Complications of Peptic Ulcer Disease

Hemorrhage is the leading cause of death associated with peptic ulcer disease. Lifetime risk of bleeding for those without treatment is approximately 35%. Spontaneous, and often temporary, cessation of bleeding occurs in about 70% of patients. EGD is appropriate in the acute setting. This is successful in identifying the cause of bleeding in the majority of cases. Sometimes bleeding can be controlled with thermal coagulation via a heater probe. Stigmata of recent bleeding include the presence of an adherent clot or the presence of a visible vessel in the ulcer base. In general, approximately 30% of those with stigmata of recent bleeding will rebleed and a large proportion of these will require emergent operation. Operative strategy is that of duodenotomy with oversewing of the bleeder combined with a definitive acid-reducing procedure. Operative intervention is necessary when there is ongoing massive hemorrhage leading to shock or cardiovascular instability, prolonged blood loss requiring transfusion, or recurrent bleeding despite medical or endoscopic therapy.

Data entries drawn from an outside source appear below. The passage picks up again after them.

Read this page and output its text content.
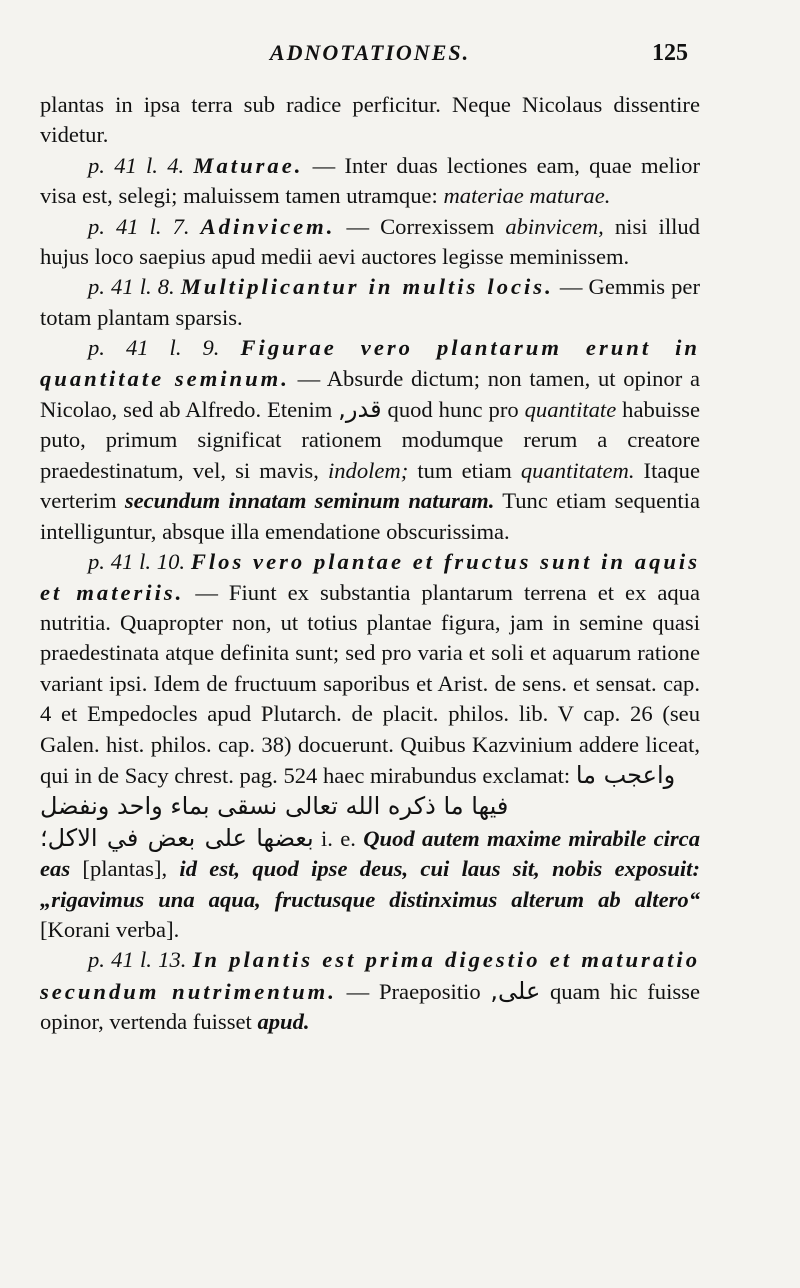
ADNOTATIONES.	125

plantas in ipsa terra sub radice perficitur. Neque Nicolaus dissentire videtur.

p. 41 l. 4. Maturae. — Inter duas lectiones eam, quae melior visa est, selegi; maluissem tamen utramque: materiae maturae.

p. 41 l. 7. Adinvicem. — Correxissem abinvicem, nisi illud hujus loco saepius apud medii aevi auctores legisse meminissem.

p. 41 l. 8. Multiplicantur in multis locis. — Gemmis per totam plantam sparsis.

p. 41 l. 9. Figurae vero plantarum erunt in quantitate seminum. — Absurde dictum; non tamen, ut opinor a Nicolao, sed ab Alfredo. Etenim قدر, quod hunc pro quantitate habuisse puto, primum significat rationem modumque rerum a creatore praedestinatum, vel, si mavis, indolem; tum etiam quantitatem. Itaque verterim secundum innatam seminum naturam. Tunc etiam sequentia intelliguntur, absque illa emendatione obscurissima.

p. 41 l. 10. Flos vero plantae et fructus sunt in aquis et materiis. — Fiunt ex substantia plantarum terrena et ex aqua nutritia. Quapropter non, ut totius plantae figura, jam in semine quasi praedestinata atque definita sunt; sed pro varia et soli et aquarum ratione variant ipsi. Idem de fructuum saporibus et Arist. de sens. et sensat. cap. 4 et Empedocles apud Plutarch. de placit. philos. lib. V cap. 26 (seu Galen. hist. philos. cap. 38) docuerunt. Quibus Kazvinium addere liceat, qui in de Sacy chrest. pag. 524 haec mirabundus exclamat: واعجب ما
فيها ما ذكره الله تعالى نسقى بماء واحد ونفضل
بعضها على بعض في الاكل؛ i. e. Quod autem maxime mirabile circa eas [plantas], id est, quod ipse deus, cui laus sit, nobis exposuit: „rigavimus una aqua, fructusque distinximus alterum ab altero“ [Korani verba].

p. 41 l. 13. In plantis est prima digestio et maturatio secundum nutrimentum. — Praepositio على, quam hic fuisse opinor, vertenda fuisset apud.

Perforation. The lifetime risk of perforation in untreated peptic ulcer disease is approximately 10%. Perforation is unusual if ulcer healing has been accomplished with medical therapy. Clinically, patients demonstrate sudden onset of severe diffuse abdominal pain, which quickly reaches peak intensity and remains constant. Free air is often noted on plain, upright chest X-ray. However, free air may not be seen in as many as 20% of cases. The site of perforation is closed with an omental patch (Graham patch) and irrigation of the peritoneal cavity. Simple omental patching is associated with an 80% chance of recurrent ulceration and a 10% rate of repeat perforation. This is not ideal and often definitive antiulcer therapy is necessary eventually. The timing of a definitive procedure is dictated by the physiologic status of the patient and is not performed if the patient has preoperative shock, life-threatening coexistent medical illness, or if there is a significant delay in diagnosis. In these situations, an omental patch and peritoneal wash-out is performed and the patient is brought back to the operating room at another time when he or she has had an opportunity to recover.

Obstruction can occur acutely as a result of edema and inflammation or chronically as a result of scarring. Obstruction is associated with ulcers of the pyloric channel or bulb of the duodenum. Acute obstruction can, in general, be treated conservatively with rehydration, correction of electrolyte abnormalities, and nasogastric tube decompression. Chronic obstruction occurs after repeated ulceration followed by healing. With untreated ulcer disease the lifetime risk of obstruction is approximately 10%. EGD is indicated to confirm the diagnosis and to exclude malignancy. Approximately 85% of cases of chronic obstruction are amenable to hydrostatic balloon dilatation. About 80% of these patients will experience immediate relief. About 40% will still be unobstructed at 3 months. Repeated dilation is sometimes necessary. Operative management consists of relief of the obstruction with additional definitive antiulcer surgery.

References

1. Nyhus LM, Baker RJ, Fischer JE. Mastery of Surgery. 3rd ed. Boston: Little, Brown and Co., 1997.

2. Greenfield LJ, Mulholland M, Oldham KT et al. Surgery Scientific Principals and Practice. 2nd ed. Philadelphia: Lippincott-Raven, 1997.

3. Sabiston DC, Lyerly HK. Textbook of Surgery. 15th ed. Philadelphia: WB. Saunders Co., 1997.